H.fr : Lorsqu’Emmanuel Macron, lors de sa campagne, annonce qu’il souhaite faire du handicap l’une de ses priorités, êtes-vous rassurée ?
MR : Disons que j’espère, avec une grande vigilance. À l’époque, monsieur Macron avait d’ailleurs déclaré sur votre site (article du 21 avril 2017 en lien ci-dessous) : « J’aurai la plus grande attention pour nos compatriotes polyhandicapés qui ont besoin de réponses précises et adaptées à la complexité de leur situation ».

H.fr : Que s’est-il passé depuis un an ? Avez-vous été reçue par Sophie Cluzel ?
MR : Au nom du Groupe polyhandicap France, nous lui avons envoyé de nombreux courriers, restés sans réponse ! Nous avons été reçus une fois par sa directrice de cabinet. Alors les conclusions que je tire de cela c’est qu’on nous écoute mais qu’on ne nous entend pas.

H.fr : Y-a-t-il eu des promesses qui n’ont pas été tenues ?
MR : La précédente secrétaire d’État au handicap, Ségolène Neuville, avait mis en place un « volet » polyhandicap mais jamais de « plan ». Il y a eu trois Copil (comité de pilotage) en 2016, avant adoption par le CIH (comité interministériel du handicap). Le dernier Copil s’est achevé en avril 2017. En décembre de la même année, un comité de pilotage, composé du GPF et d’autres associations, est organisé par le nouveau gouvernement. Un seul. Point final !

H.fr : C’est à dire ?
MR : Il ne s’est réuni qu’une seule fois au ministère. Et aucune autre date n’est programmée. À la suite de ce volet, nous avons formé le « Collectif polyhandicap » avec d’autres associations comme le Cesap, gestionnaire très spécialisé polyhandicap, APF France handicap, la Croix-Rouge.… Le GPF en est le porte-parole car nous ne gérons pas d’établissements et, de ce fait, sommes un petit peu plus « indépendants ».

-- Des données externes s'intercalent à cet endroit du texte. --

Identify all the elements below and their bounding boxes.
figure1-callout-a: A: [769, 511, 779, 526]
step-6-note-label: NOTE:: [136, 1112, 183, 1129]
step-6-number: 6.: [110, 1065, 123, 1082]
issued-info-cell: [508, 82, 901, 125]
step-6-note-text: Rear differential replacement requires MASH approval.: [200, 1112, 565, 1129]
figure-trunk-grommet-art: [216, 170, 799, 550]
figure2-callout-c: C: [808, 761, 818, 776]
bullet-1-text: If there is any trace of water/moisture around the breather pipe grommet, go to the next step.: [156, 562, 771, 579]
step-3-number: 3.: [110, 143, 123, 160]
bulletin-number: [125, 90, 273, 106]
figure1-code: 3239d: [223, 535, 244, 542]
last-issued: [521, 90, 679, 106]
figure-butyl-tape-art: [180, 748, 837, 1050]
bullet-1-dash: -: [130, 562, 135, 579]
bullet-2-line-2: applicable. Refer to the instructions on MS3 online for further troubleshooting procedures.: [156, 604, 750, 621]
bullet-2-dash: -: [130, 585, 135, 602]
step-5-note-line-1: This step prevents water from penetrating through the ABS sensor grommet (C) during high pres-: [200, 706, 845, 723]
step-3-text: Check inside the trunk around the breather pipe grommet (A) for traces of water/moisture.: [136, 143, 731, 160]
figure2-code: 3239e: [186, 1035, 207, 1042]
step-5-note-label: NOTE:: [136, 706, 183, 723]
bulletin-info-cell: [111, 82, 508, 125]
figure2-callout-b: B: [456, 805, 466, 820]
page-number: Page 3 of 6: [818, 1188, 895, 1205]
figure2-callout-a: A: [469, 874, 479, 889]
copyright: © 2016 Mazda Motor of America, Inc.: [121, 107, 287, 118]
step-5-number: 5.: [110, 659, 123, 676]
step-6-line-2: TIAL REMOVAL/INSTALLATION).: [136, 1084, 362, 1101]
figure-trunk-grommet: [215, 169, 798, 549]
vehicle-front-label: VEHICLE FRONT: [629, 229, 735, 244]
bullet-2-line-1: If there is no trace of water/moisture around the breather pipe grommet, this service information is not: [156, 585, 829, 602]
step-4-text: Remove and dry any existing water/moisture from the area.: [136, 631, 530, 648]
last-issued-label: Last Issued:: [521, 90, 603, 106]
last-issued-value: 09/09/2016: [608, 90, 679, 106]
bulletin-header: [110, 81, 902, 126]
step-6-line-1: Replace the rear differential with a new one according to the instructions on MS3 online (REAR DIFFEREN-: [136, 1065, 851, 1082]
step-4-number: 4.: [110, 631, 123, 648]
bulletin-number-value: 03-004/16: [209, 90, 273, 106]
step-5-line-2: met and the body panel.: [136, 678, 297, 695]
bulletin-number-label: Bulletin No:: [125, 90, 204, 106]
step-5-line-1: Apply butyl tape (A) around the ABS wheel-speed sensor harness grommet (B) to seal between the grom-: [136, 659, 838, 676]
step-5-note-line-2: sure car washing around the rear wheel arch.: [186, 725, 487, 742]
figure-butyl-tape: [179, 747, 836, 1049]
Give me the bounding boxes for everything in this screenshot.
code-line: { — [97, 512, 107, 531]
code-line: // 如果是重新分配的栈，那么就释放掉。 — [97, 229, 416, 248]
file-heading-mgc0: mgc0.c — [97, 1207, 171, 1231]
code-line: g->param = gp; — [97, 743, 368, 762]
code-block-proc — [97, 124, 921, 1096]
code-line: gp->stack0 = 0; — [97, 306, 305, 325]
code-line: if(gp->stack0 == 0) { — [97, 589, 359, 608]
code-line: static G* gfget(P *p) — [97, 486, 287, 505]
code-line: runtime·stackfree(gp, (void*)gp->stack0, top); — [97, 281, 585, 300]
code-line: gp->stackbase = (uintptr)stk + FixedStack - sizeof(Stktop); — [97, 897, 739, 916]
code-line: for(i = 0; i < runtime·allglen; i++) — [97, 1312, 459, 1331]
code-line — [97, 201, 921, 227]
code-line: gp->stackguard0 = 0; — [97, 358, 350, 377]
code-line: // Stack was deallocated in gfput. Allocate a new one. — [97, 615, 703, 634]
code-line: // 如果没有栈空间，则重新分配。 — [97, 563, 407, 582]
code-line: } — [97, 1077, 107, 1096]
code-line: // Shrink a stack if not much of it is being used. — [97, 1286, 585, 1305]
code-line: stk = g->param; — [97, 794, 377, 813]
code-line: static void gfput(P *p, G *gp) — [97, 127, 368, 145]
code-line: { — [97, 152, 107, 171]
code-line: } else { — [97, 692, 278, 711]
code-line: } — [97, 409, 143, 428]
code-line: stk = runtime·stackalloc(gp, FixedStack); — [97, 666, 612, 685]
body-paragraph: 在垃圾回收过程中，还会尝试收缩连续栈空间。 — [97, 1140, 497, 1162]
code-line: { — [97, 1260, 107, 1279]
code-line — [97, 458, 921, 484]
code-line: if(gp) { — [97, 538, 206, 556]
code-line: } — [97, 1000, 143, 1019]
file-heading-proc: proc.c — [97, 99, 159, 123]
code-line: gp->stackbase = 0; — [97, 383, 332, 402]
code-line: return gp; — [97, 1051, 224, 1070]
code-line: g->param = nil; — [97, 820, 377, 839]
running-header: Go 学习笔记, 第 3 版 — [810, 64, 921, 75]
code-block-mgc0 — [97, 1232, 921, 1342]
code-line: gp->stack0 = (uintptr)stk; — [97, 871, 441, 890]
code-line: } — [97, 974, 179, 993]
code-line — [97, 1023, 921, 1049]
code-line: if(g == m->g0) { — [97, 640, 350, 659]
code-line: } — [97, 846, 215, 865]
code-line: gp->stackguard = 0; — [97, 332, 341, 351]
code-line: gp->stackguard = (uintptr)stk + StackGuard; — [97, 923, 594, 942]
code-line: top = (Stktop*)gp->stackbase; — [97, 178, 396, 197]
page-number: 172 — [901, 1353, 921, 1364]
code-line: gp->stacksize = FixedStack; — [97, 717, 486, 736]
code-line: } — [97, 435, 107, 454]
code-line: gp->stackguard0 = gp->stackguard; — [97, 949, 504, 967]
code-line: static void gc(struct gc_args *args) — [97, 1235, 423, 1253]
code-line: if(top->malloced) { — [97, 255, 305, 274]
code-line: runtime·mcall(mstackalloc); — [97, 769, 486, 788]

H.fr : Pourtant les associations que vous citez ont du poids. N’arrivent-elles donc pas à se faire entendre sur ce sujet ?
MR : Elles ont du poids mais sont plus généralistes.

H.fr : À ce propos, quand APF France handicap déclare qu’elle veut s’ouvrir à d’autres handicaps (article en lien ci-dessous), et notamment au polyhandicap, qu’en pensez-vous ?
MR : Je travaille beaucoup avec eux mais ils n’agissent pas toujours dans la même lignée que nous car ils restent généralistes. Mais ils se donnent à fond.

H.fr : Vous ne le voyez donc pas d’un mauvais œil ?
MR : Non, pas du tout.

H.fr : Si l’on compare avec l’autisme -on parle de 600 000 personnes en France-, avez-vous le sentiment que la population de personnes polyhandicapées a fatalement moins d’impact ?
MR : C’est évident. C’est aussi une question d’image. Le grand public a du mal à regarder. Les politiques sont dans la même veine ; il y a des choses qu’on n’a pas envie de voir ni de connaître. Il faut changer le regard de la société.

H.fr : De votre côté, menez-vous des actions pour tenter de les sensibiliser ?
MR : En 2015, une sénatrice avait proposé qu’une journée du polyhandicap soit instituée en France. Elle n’a jamais abouti. Depuis, nous avons envoyé un grand nombre de lettres ouvertes où nous expliquons que le polyhandicap est méconnu et négligé. Au Sénat, nous avons été reçus par quatre sénateurs ; l’un d’eux nous a expliqué qu’il était concerné donc nous avons été très écoutés. L’implication vient souvent du fait que la personne est personnellement touchée.